Lesson plan; Women of the American Revolution and the Timeless Fight for Recognition

Six Founding Women Who Refused to Be Footnotes

This lesson plan is built from the PBS article “Women of the American Revolution and the Timeless Fight for Recognition” and uses only PBS/PBS LearningMedia resources identified for grades 9–12. The PBS post frames the topic around Revolutionary women who “led, fought, and refused to be footnotes,” and it points teachers to high-school-ready PBS LearningMedia materials on women’s contributions, Abigail Adams, Phillis Wheatley, and Mercy Otis Warren. PBS


Lesson Overview

Students examine how women contributed to the American Revolution and why many of their contributions were minimized, omitted, or selectively remembered. Rather than treating women as a decorative supplement to the “main” story of the Revolution, this lesson asks students to interrogate the construction of historical memory itself: Who gets remembered? Who gets categorized as “supporting” rather than “foundational”? What does recognition reveal about power?

Using PBS LearningMedia resources for grades 9–12, students analyze women’s political writing, correspondence, poetry, and public influence. They then connect the Revolutionary era to a broader civic question that remains current: why do institutions so often celebrate women symbolically while under-crediting their intellectual, political, and material contributions?


Learning Goals

Students will:

  • Analyze the roles women played in the American Revolution as political thinkers, writers, organizers, messengers, laborers, and public actors
  • Evaluate how and why women’s contributions have often been excluded from dominant historical narratives
  • Interpret primary-source-based materials involving Abigail Adams, Phillis Wheatley, and Mercy Otis Warren
  • Develop a historical argument about recognition, citizenship, and memory
  • Connect Revolutionary-era debates about women’s roles to present-day struggles over visibility and credit

Essential Questions

  1. How did women shape the American Revolution even when they were denied formal political power?
  2. Why have some women of the Revolutionary era been remembered while others have been marginalized or forgotten?
  3. What is the relationship between contribution and recognition?
  4. How does revisiting women’s roles change our understanding of the American Revolution itself?

Core Source Investigation

Assign students to work individually, in pairs, or in small groups. Each student or group should examine the main interactive lesson and at least two figure-centered resources.

A. Foundational Resource

Students record examples of women’s political, literary, social, and wartime influence.

B. Figure Study Options

Option 1: Abigail Adams
Use Analyzing Letters Between John and Abigail Adams. This resource asks students to explore the letters between Abigail and John Adams and foregrounds her voice as intellectually serious and politically aware.

Students should consider:

  • What does Abigail Adams understand about power, law, and representation?
  • In what ways does her correspondence reveal political intelligence rather than merely private domestic concern?
  • Why do letters sometimes get treated as “personal” rather than “political,” especially when women write them?

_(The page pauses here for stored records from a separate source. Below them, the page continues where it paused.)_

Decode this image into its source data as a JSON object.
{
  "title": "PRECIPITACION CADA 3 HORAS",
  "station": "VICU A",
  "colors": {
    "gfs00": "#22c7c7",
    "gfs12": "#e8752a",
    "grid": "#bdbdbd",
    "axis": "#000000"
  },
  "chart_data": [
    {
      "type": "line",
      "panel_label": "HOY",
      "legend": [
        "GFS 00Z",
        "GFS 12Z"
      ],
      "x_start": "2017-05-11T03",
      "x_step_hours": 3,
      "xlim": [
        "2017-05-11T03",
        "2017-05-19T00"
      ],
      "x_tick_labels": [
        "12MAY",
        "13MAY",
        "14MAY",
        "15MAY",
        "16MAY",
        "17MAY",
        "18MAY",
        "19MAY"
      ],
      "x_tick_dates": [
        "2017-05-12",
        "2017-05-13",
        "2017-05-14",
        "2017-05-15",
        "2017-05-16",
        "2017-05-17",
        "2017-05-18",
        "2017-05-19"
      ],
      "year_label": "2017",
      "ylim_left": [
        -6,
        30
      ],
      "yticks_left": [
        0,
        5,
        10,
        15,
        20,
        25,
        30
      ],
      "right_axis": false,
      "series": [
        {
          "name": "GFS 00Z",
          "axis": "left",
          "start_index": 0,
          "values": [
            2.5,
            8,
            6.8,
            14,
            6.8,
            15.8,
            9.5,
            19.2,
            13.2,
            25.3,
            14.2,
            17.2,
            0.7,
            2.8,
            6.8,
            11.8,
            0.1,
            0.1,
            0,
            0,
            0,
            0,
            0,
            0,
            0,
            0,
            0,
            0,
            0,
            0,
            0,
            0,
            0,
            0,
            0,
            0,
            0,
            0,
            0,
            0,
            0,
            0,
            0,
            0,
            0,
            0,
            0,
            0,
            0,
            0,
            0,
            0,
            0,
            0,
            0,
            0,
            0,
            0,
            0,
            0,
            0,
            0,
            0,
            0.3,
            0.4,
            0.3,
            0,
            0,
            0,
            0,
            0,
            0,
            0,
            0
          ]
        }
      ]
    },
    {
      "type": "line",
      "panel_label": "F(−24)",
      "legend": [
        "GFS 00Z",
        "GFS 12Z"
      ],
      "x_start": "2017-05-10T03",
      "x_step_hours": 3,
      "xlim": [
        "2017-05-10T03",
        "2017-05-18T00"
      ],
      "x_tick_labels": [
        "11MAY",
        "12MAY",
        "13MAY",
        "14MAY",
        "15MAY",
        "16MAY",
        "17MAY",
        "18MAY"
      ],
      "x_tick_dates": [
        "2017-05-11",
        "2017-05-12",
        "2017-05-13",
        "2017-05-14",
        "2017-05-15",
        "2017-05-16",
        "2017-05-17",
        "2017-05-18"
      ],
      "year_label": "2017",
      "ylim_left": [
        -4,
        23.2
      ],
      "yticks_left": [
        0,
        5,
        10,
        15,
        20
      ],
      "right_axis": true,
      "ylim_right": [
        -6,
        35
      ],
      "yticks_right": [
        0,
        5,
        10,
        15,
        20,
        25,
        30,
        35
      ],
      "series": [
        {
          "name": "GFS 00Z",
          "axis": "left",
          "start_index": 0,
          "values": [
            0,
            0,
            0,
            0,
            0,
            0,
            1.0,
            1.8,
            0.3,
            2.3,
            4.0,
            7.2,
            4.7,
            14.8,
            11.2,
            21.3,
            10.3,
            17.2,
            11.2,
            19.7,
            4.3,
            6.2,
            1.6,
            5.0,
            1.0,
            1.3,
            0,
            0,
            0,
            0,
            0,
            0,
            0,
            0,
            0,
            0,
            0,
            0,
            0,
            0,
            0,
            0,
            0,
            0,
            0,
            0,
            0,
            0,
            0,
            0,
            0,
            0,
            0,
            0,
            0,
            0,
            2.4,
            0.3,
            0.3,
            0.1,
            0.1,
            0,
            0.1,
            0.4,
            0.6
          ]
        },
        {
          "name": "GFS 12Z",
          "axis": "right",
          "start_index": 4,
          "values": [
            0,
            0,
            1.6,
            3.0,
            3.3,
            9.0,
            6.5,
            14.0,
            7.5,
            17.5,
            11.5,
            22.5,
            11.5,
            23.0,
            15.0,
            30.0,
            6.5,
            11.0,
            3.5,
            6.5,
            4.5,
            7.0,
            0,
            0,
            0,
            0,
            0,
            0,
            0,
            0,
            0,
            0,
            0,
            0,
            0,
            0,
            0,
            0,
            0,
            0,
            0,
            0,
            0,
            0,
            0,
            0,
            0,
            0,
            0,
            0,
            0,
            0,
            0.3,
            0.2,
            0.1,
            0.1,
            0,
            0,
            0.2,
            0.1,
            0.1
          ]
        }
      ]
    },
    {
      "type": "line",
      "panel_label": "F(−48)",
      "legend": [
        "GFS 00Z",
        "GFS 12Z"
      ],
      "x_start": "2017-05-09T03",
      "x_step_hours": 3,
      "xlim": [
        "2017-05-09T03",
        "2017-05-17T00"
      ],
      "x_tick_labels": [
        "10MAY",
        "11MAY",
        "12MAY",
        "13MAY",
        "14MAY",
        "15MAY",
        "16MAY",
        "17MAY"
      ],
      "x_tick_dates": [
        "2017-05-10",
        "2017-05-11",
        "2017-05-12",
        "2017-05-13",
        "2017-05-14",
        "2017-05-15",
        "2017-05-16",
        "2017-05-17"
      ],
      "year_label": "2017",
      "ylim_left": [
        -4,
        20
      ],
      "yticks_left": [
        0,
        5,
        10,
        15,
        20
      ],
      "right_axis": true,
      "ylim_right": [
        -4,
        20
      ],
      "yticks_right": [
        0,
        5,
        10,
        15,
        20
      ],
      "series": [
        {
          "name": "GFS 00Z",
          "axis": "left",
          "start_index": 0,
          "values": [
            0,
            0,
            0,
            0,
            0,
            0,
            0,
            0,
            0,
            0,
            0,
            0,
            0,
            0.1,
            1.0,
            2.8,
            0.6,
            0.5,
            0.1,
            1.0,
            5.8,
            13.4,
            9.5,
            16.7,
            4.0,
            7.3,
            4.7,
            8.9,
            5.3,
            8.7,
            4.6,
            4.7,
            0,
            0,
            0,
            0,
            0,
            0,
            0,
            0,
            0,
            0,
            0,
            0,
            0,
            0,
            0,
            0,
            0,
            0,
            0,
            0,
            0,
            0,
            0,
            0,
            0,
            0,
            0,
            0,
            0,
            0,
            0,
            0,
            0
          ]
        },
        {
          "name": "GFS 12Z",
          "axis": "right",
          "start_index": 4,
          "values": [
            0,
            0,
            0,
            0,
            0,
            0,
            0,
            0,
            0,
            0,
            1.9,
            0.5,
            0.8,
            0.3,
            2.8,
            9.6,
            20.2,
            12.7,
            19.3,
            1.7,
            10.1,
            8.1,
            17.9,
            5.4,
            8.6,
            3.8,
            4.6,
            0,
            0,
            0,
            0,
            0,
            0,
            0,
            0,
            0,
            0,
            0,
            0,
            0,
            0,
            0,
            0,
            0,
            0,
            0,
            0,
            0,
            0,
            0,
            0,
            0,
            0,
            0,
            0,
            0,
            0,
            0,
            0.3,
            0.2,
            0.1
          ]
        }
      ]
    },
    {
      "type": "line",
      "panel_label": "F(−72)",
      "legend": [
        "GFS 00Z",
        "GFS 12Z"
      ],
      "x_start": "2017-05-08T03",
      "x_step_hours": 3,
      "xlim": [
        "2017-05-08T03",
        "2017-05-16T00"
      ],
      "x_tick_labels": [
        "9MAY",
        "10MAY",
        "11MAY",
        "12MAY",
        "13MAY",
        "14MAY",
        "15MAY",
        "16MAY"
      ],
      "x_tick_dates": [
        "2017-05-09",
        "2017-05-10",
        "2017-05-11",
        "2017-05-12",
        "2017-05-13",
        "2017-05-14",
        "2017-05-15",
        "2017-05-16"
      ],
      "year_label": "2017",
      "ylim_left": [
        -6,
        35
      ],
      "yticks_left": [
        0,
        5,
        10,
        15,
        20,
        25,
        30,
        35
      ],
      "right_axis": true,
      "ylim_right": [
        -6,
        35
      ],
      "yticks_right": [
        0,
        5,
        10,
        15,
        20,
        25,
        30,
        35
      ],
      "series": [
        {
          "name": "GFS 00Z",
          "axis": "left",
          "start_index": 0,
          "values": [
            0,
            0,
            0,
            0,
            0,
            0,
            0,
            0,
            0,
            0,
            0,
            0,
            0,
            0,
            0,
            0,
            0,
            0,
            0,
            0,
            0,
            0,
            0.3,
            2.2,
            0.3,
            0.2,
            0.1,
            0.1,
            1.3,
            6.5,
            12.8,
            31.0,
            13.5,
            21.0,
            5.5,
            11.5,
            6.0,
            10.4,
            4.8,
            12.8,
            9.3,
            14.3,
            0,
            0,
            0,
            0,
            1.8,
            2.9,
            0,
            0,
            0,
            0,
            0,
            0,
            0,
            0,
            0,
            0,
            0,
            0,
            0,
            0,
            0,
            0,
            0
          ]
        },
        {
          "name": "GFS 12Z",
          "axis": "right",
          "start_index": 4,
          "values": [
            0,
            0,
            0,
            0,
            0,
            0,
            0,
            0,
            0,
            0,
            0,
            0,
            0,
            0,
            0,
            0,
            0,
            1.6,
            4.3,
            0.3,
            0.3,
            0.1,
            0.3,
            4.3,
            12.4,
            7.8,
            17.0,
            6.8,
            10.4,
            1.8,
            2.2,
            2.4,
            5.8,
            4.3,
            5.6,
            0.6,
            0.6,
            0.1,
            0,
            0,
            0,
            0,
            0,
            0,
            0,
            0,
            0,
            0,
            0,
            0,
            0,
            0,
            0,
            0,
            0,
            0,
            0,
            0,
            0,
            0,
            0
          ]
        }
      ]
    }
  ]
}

Option 2: Phillis Wheatley
Use The Poetry and Legacy of Phillis Wheatley,

Students should consider:

  • How does Wheatley use poetry as a form of public thought?
  • How do race, gender, and status complicate who gets recognized as a Revolutionary voice?
  • Why is literary contribution sometimes isolated from political history, even when the writing is politically consequential?

Option 3: Mercy Otis Warren
Use Mercy Otis Warren and the related PBS gallery Women’s Contributions to the American Revolution, which specifically surfaces Warren alongside Wheatley and other women’s experiences.

Students should consider:

  • How did Warren shape Revolutionary politics through writing and critique?
  • Why might a political writer outside formal office be easier to sideline in textbook history?
  • What does her example suggest about who gets called a “founder”?

4. Comparative Discussion

Bring students together and organize discussion around this claim:

The American Revolution depended on women’s labor and ideas, but the nation’s memory of the Revolution often narrowed significance to male soldiers and statesmen.

Possible discussion prompts:

  • Which figure most clearly complicates the traditional story of the Revolution?
  • Which mattered more in the Revolution: formal authority or persuasive influence?
  • Why do schools often teach military and governmental power more readily than writing, correspondence, domestic economy, or cultural influence?
  • How does recognition shape citizenship?

Essay Question:
To what extent does recovering the stories of women of the American Revolution change the meaning of the Revolution itself? Use evidence from at least two PBS resources to develop your argument.

  • How did Abigail Adams, Phillis Wheatley, and Mercy Otis Warren each exercise political influence without holding formal power?
  • Why are some forms of historical contribution more easily remembered than others?
  • Was the exclusion of women from the dominant Revolutionary narrative primarily a problem of documentation, bias, or definition? Explain.
  • In what ways does the phrase “timeless fight for recognition” apply both to the Revolutionary era and to contemporary public life?